La produzione industriale è diminuita a luglio 2023, secondo quanto riportato dall’Istituto Nazionale di Statistica (ISTAT). Si stima che l’indice destagionalizzato della produzione industriale sia diminuito dello 0,7% rispetto al mese precedente. Tuttavia, nel periodo maggio-luglio, la produzione industriale è aumentata dello 0,2% rispetto ai tre mesi precedenti.
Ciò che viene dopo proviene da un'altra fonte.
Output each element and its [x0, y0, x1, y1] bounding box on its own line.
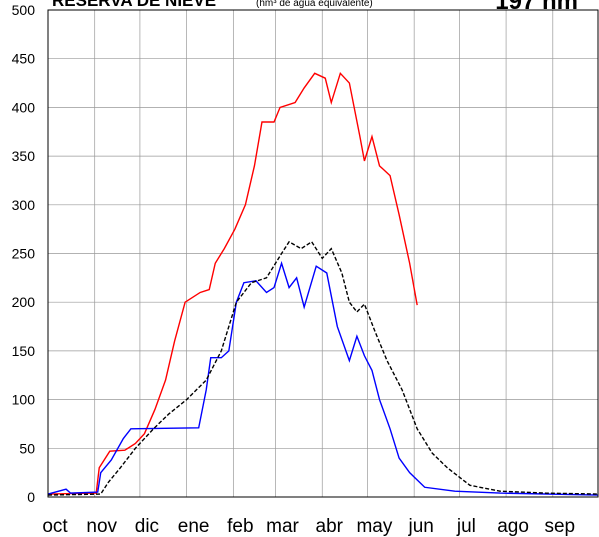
plot-border [47, 9, 599, 498]
y-tick-label: 200 [12, 294, 36, 310]
y-tick-label: 500 [12, 2, 36, 18]
y-tick-label: 250 [12, 246, 36, 262]
y-tick-label: 350 [12, 148, 36, 164]
line-series [47, 71, 418, 495]
x-tick-label: ene [178, 516, 210, 537]
y-tick-label: 400 [12, 99, 36, 115]
y-tick-label: 100 [12, 392, 36, 408]
chart-subtitle: (hm³ de agua equivalente) [256, 0, 373, 9]
x-tick-label: oct [42, 516, 68, 537]
y-tick-label: 50 [19, 440, 35, 456]
x-tick-label: may [356, 516, 392, 537]
x-tick-label: jul [456, 516, 476, 537]
x-tick-label: ago [497, 516, 529, 537]
y-tick-label: 450 [12, 51, 36, 67]
x-tick-label: dic [135, 516, 159, 537]
x-tick-label: nov [86, 516, 117, 537]
line-series [47, 240, 599, 496]
x-tick-label: feb [227, 516, 253, 537]
line-series [47, 260, 599, 496]
x-tick-label: mar [266, 516, 299, 537]
y-tick-label: 150 [12, 343, 36, 359]
x-tick-label: abr [316, 516, 344, 537]
chart-title: RESERVA DE NIEVE [52, 0, 216, 10]
x-tick-label: jun [407, 516, 433, 537]
y-tick-label: 0 [27, 489, 35, 505]
x-tick-label: sep [544, 516, 575, 537]
y-tick-label: 300 [12, 197, 36, 213]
Gli indicatori mensili destagionalizzati mostrano un aumento solo nel settore dell’energia (+3,7%), mentre si registra una diminuzione nei settori dei beni intermedi (-0,5%), dei beni strumentali (-1,5%) e dei beni di consumo (-1,6%).

Escludendo gli effetti del calendario, l’indice complessivo è diminuito del 2,1% a luglio 2023 rispetto allo stesso periodo dell’anno precedente (con 21 giorni lavorativi come a luglio 2022). Tra i principali settori, solo i beni strumentali hanno registrato una crescita (+3,0%), mentre i beni di consumo (-3,7%), l’energia (-4,0%) e i beni intermedi (-4,5%) hanno mostrato una diminuzione.

Solo alcuni settori economici hanno registrato variazioni positive rispetto all’anno precedente, tra cui la fabbricazione di mezzi di trasporto (+10,1%), la produzione di prodotti farmaceutici di base e preparati farmaceutici (+5,8%) e la fabbricazione di computer e prodotti di elettronica (+0,4%). Al contrario, gli altri settori sono in diminuzione, con le flessioni più accentuate nell’industria del legno, della carta e della stampa (-12,3%), nella fabbricazione di coke e prodotti petroliferi raffinati (-10,8%) e nell’attività estrattiva (-10,1%).

L’Istat ha commentato i dati sulla produzione industriale a luglio affermando che, dopo due mesi di crescita congiunturale, si è registrata una diminuzione, coinvolgendo tutti i principali comparti, ad eccezione dell’energia. Tuttavia, l’andamento congiunturale complessivo nel periodo dei tre mesi precedenti rimane lievemente positivo, secondo l’Istat.

Il ministro per le Imprese e il Made in Italy, Adolfo Urso, ha commentato il calo della produzione industriale definendolo “un segnale di allarme”. Ha attribuito questa diminuzione all’aumento dei prezzi dell’energia deciso da OPEC e Russia, alla recessione tedesca e all’aumento dei tassi della BCE, che hanno reso più difficile per imprese e famiglie investire. Il ministro ha concluso affermando che questi eventi hanno inevitabilmente ripercussioni sull’economia italiana e che il settore industriale è stato il primo a sentirne gli effetti.